Их было восемь, вождей, тайно собравшихся поздней осенью: Тор из Грютинга, Осбьёрн из Медальхуса, Торберг из Варнесса, Орм из Льёхи, места, что в отдаленных землях, Блотольв из Эльвишауга, Нарфи из Става, что в Ваердале, Траанд Крюк из Эггью, Торир Борода из Хусабо, что в глубине Траандло. День был пасмурным; то и дело налетали дожди, громко колотившиеся в крышу. В очаге горел огонь, коптившие лампы отбрасывали неровный свет на строгие лица, выделявшиеся в тенях и клубах дыма. Мужчины сидели вокруг стола, на котором стояло несколько кувшинов пива. Когда кому-то из них хотелось промочить горло, он собственноручно наполнял рог, так как, кроме них, в доме никого не было.

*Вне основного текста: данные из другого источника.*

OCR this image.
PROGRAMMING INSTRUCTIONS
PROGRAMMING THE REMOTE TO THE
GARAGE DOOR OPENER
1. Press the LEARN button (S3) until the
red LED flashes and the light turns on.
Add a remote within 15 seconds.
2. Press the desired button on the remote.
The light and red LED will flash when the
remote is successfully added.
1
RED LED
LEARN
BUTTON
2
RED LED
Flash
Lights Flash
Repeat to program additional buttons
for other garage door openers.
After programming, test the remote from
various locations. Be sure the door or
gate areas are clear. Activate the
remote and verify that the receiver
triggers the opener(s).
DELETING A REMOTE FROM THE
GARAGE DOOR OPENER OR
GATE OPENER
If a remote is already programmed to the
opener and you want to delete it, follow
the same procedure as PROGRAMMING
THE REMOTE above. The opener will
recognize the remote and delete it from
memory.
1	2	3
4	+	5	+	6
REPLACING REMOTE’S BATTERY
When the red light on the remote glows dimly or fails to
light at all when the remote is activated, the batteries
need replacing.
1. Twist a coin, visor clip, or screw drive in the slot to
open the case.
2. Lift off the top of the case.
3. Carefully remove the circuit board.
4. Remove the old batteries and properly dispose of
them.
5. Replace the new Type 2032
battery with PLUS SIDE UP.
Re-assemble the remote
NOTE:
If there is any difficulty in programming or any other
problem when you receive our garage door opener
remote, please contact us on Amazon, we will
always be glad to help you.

Первым взял слово Блотольв. Именно он созвал эту встречу, он, чье имя означало Волк Кровавых Жертвоприношений.

— Хватит приветствий и тому подобного. Давайте перейдем прямо к делу. Я не много мог сообщить моим посыльным для передачи вам, но вы и сами знаете, ради чего мы здесь собрались. Вы все немало думали об этом.

— Да, — сказал Осбьёрн, так же медленно произнося слова, как он говорил от имени бондов на тинге во Фросте год назад. — Король угрожает нашей свободе. И все же… все же он по большей части хороший король.

— Ты, возможно, не слышал о том, как он ведет себя с родственниками Торира из Сигнафюльки, — прорычал Торир Борода.

Орм пожал плечами.

— Это далеко отсюда.

— Но это служит предвестием того, что может ожидать и нас, если мы не восстанем, — сказал Блотольв. — Я постоянно вижу сны, кошмарные сны. Одни и те же, много, много раз. Я бреду, не зная дороги, по серой, холодной, голой земле. Повсюду валяются мертвые кости, обглоданные троллями. В бесконечном ветре я слышу неумолчные издевательские слова: «Вы отреклись от богов. И боги отреклись от вас». — Его затрясло; никто и никогда не видел с ним прежде чего-либо подобного. — Что это может быть, как не знамение?